Since today is the last day of this month’s challenge, I decided to post my entry. It is the use of a combination of two different machines to make pizza dough—in my case, the combination of a Cuisinart food processor and a basic KitchenAid stand mixer with a C-hook.
I stumbled upon this combination by accident when I decided to use my Cuisinart food processor (with a 14-cup capacity) to make a Mack’s clone dough. The dough formulation, at Reply 204 at http://www.pizzamaking.com/forum/index.php/topic,9068.msg97757.html#msg97757
, called for making a dough ball with a weight of around 18.5 ounces. With a dough hydration of 57%, I thought that my Cuisinart food processor would do a better job than my KitchenAid stand mixer. However, when I tried to make the dough in my food processor, I discovered that the dough wouldn’t gather completely into a unitary ball. I was using mostly the pulse feature and a roughly 15-second period at full speed to prepare the dough, mainly to minimize the amount of heat imparted to the dough. Even though I used cold water to help keep the finished dough temperature down, I did not want to let the food processor run continuously at full speed in the hopes that it would ultimately produce a smooth, round cohesive dough ball. I knew from prior experience that that would result in a very overheated dough ball.

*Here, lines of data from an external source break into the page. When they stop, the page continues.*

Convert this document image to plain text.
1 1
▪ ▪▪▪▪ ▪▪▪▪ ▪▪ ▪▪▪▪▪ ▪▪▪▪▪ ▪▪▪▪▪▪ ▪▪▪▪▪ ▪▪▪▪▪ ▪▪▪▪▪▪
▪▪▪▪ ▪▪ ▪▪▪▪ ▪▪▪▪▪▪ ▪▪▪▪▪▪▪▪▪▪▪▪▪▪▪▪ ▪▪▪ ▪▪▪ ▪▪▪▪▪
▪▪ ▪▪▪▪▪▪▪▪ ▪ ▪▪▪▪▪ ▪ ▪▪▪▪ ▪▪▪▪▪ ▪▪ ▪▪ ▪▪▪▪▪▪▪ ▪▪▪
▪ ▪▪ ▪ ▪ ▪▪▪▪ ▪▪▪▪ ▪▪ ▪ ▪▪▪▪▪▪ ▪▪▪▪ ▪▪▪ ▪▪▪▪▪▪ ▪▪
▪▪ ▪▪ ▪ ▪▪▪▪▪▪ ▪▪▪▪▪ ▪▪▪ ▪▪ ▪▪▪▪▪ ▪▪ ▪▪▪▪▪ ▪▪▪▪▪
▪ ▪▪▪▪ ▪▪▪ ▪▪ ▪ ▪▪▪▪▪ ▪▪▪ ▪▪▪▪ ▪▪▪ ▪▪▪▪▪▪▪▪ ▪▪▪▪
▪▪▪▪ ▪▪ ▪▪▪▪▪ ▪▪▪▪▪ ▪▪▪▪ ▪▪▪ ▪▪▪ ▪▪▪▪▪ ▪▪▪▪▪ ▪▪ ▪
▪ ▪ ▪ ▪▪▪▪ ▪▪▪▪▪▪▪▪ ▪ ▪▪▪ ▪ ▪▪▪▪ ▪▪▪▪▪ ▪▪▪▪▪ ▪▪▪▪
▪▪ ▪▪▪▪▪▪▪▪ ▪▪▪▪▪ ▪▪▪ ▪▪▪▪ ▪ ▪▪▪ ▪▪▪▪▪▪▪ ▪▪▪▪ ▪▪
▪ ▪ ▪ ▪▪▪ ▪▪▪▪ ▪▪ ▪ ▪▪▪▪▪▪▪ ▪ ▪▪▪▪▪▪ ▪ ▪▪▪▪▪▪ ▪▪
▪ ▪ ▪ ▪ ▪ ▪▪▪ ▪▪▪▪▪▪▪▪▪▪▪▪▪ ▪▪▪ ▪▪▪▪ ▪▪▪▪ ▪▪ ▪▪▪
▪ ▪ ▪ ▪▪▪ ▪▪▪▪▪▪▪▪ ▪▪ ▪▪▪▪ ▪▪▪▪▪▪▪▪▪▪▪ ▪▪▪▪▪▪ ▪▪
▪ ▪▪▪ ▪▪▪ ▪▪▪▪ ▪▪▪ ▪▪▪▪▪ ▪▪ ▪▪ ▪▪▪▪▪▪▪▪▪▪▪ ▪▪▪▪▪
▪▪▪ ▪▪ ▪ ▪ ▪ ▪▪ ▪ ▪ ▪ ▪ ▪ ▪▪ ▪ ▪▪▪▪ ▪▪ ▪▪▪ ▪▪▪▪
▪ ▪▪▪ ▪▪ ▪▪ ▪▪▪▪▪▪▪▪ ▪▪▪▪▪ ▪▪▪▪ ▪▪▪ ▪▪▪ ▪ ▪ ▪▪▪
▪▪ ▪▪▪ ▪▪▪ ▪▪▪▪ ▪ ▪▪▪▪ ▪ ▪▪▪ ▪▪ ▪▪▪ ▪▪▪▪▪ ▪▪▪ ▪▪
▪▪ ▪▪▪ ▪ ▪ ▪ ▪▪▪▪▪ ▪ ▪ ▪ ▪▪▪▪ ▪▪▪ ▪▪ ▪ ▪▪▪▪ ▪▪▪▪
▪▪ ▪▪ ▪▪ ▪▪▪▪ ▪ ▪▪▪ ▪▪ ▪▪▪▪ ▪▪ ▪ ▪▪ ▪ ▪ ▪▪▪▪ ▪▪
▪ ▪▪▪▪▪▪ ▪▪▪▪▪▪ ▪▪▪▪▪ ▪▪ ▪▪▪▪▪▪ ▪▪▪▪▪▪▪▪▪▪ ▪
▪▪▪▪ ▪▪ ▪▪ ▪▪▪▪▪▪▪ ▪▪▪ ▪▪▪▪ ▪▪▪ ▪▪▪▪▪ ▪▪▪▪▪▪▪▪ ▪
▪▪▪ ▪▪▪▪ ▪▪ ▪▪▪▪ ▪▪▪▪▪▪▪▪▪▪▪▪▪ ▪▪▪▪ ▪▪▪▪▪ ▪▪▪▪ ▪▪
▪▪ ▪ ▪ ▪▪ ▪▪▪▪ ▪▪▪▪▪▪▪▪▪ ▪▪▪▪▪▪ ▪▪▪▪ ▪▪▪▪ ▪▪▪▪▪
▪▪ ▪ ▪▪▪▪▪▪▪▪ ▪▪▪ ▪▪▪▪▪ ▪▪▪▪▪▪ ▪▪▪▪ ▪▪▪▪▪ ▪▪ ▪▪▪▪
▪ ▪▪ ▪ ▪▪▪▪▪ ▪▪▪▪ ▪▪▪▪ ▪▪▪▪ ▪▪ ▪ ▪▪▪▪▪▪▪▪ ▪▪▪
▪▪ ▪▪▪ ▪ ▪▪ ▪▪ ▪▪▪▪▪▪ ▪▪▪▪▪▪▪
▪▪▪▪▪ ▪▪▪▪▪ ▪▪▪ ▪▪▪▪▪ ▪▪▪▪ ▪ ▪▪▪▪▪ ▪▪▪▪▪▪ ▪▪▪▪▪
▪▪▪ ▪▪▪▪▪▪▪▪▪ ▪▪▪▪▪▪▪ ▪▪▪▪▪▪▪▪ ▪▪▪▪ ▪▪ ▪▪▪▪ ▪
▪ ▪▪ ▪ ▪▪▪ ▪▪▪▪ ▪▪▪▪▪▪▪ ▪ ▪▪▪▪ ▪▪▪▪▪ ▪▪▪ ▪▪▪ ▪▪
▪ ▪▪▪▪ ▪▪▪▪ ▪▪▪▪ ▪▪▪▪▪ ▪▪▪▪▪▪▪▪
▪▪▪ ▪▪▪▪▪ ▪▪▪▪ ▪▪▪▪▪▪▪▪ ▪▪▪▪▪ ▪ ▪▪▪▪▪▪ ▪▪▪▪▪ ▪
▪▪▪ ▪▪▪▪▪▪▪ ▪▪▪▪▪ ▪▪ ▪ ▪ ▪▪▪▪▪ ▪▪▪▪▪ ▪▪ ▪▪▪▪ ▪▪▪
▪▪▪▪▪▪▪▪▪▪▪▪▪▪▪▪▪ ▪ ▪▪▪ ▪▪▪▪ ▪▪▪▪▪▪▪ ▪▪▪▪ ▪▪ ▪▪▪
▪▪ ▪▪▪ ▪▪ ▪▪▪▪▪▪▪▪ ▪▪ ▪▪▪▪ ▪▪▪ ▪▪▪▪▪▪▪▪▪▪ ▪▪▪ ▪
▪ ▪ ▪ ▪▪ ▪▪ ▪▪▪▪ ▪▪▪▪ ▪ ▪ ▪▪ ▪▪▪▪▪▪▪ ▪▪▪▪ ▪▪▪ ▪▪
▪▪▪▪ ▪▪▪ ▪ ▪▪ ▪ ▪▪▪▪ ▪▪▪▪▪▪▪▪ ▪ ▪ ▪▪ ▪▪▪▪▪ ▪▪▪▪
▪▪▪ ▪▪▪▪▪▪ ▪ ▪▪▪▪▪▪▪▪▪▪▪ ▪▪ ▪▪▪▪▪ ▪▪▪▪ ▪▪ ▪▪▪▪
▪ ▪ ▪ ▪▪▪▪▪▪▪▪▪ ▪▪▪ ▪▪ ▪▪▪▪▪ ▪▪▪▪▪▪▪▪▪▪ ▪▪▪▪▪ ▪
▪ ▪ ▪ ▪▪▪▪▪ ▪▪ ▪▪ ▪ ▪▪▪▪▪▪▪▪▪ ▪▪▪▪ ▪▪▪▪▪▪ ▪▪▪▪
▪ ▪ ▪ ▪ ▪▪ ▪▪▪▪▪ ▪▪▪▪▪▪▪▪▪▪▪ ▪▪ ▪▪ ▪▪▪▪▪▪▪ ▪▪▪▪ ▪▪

So, I decided to remove the dough from the food processor and finish kneading it in my KitchenAid stand mixer using the C-hook. It took about 4 minutes at speed 2 to complete the job. I ended up with a nice, smooth, cohesive dough ball. During that time, the dough ball did not climb the C-hook. When time came to use the dough, it handled beautifully. I concluded that a dough ball weight of 18.5 ounces was too much for my food processor if I wanted to keep the finished dough temperature in the 75-85 degrees F range but within the capabilities of my KitchenAid stand mixer.
I subsequently repeated the above experiment with two other Mack clone dough balls, one weighing about 19.69 ounces and with a hydration of 57.5% (Reply 301 at http://www.pizzamaking.com/forum/index.php/topic,9068.msg98561.html#msg98561
) and another with a dough weight of about 21.21 ounces and a hydration of 55% (Reply 307 at http://www.pizzamaking.com/forum/index.php/topic,9068.msg99472.html#msg99472
). Again, I had good results all around, as I noted in the abovereferenced posts. In both cases, I used the KitchenAid 2 speed for about 4 minutes.
More recently, I made two Lehmann NY style doughs, principally to further test out the above approach of using the food processor/KitchenAid stand mixer combo. The first Lehmann dough ball had a weight of about 17 ounces and a hydration of 62%; the second Lehmann dough ball had a weight of about 17.91 ounces and a hydration of 60%. Again, I used a KitchenAid speed of 2 for 4 minutes and got beautiful, smooth, cohesive dough balls, again without the dough balls climbing the C-hook. I recently used the first dough ball, a photo of which is shown below, to make a pizza, and the dough handled very well, without any thin spots or spidery, webby characteristics. (The second Lehmann dough ball looked like the first one.)
In my experiments, I tried both the metal food processor blade and the plastic version. I can’t say that I noticed a big difference but I plan to experiment further with both blades to see if any pattern develops.
The method I used to make the dough was very simple. I combined the flour (I used King Arthur bread flour supplemented with vital wheat gluten to achieve a 14.2% total protein content) and IDY in the processor bowl, and I combined the water, salt and oil in a cup (and sugar for the Mack clone doughs). The water was cold right out of the refrigerator. It is important that the water be cold if a finished dough temperature below 85 degrees F is to be achieved. I gradually added the water mixture to the processor bowl while using the pulse feature. Once the dough ingredients came together roughly (the dough will have a rough round shape but with uncombined dough fragments), I ran the processor at full speed for about 15 seconds. There were still some loose dough clumps but otherwise the dough was roughly round. I removed the dough from the food processor, gathered the dough into a round ball to hold everything together, and put it into the KitchenAid stand mixer for final processing.
I plan to continue to experiment with the above method to further define the parameters and limitations of the method. If I continue to get good results, I may start a new thread to detail my findings.